Loaves and Fishes

"Taking the five loaves and the two fish and looking up to heaven, he gave thanks and broke the loaves. Then he gave them to his disciples to set before the people. He also divided the two fish among them all. They all ate and were satisfied,and the disciples picked up twelve basketfuls of broken pieces of bread and fish. The number of the men who had eaten was five thousand." Matthew 6:41-44

As I have stated previously, I'm a busy person. I really do love my job (not both jobs, just one specifically) and I enjoy doing the things that I do. But I hate days like today. Not because I'm busy, or because I'm on campus for 12 hours, or because I'm hungry thanks to the lack of vegan friendly food on campus, but I hate it because the day is rushed. Class after class, task after task, meeting after meeting. I get so caught up in agendas and plans and schedules that sometimes I forget the big picture.I am always thinking about the plan for right now, maybe the plan for tomorrow, at the most the plan for next week, but the plans that God has sculpted I could seem to care less about.

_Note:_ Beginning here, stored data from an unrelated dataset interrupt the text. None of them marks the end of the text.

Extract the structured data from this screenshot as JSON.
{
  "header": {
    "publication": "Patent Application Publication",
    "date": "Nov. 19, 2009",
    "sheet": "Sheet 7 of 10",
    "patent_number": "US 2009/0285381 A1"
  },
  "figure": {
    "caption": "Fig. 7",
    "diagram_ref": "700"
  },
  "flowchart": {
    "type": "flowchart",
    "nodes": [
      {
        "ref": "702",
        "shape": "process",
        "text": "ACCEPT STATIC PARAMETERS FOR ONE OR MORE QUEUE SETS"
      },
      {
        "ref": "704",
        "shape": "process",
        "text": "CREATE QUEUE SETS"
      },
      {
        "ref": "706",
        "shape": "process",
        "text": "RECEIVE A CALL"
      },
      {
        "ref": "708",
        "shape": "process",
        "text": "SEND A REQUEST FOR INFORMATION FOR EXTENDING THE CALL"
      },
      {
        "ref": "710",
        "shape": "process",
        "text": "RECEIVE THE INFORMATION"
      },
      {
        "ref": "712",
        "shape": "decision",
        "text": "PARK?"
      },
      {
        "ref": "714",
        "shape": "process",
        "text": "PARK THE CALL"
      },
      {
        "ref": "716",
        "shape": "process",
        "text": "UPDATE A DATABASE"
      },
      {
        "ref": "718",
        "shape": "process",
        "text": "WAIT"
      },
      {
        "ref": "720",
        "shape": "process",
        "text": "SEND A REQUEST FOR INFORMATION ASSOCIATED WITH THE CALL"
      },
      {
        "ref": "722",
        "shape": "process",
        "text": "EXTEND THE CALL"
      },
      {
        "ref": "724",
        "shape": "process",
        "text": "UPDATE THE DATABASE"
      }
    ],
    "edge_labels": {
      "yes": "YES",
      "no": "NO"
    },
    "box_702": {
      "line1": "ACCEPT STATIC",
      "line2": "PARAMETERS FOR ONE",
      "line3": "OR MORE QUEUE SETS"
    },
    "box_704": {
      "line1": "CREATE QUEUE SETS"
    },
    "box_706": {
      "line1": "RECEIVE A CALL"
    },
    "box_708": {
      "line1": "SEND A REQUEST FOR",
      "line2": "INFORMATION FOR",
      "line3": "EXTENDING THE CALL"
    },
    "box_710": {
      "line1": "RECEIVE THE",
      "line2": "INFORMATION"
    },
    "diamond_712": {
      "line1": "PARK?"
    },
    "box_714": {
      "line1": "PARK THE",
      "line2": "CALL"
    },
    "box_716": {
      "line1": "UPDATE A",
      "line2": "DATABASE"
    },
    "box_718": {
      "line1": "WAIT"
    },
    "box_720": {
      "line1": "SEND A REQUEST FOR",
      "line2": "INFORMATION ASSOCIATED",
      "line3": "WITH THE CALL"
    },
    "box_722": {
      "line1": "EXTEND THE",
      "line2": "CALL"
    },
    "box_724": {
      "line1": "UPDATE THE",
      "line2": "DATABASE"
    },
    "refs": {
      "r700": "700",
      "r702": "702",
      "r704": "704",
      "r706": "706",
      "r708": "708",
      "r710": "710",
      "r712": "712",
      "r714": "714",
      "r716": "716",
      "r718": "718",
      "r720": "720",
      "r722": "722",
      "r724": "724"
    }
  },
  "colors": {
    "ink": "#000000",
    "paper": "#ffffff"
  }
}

The big picture is that I am a child of God. I was formed in His image, crafted(i love that word) by His own hands. I wasn't created to just go through the motions. I wasn't called to be a drone on a workforce somewhere. I was called to go and make disciples of men.

I know I am literally called to go (as a livelihood, profession, few years? Not sure) . Where? When? How? With whom? With what money? I have no clue. All I know is that like Isaiah, i am saying, "Here I am Lord, send me." I want to be a fisherman (fisherwoman?). I want to follow the calling, "Be fishers of men."

These days may stress me out, but I know that I need to come back and focus in on the bigger picture (most of which I has not even been revealed). My focus should be on my Father, not my planner.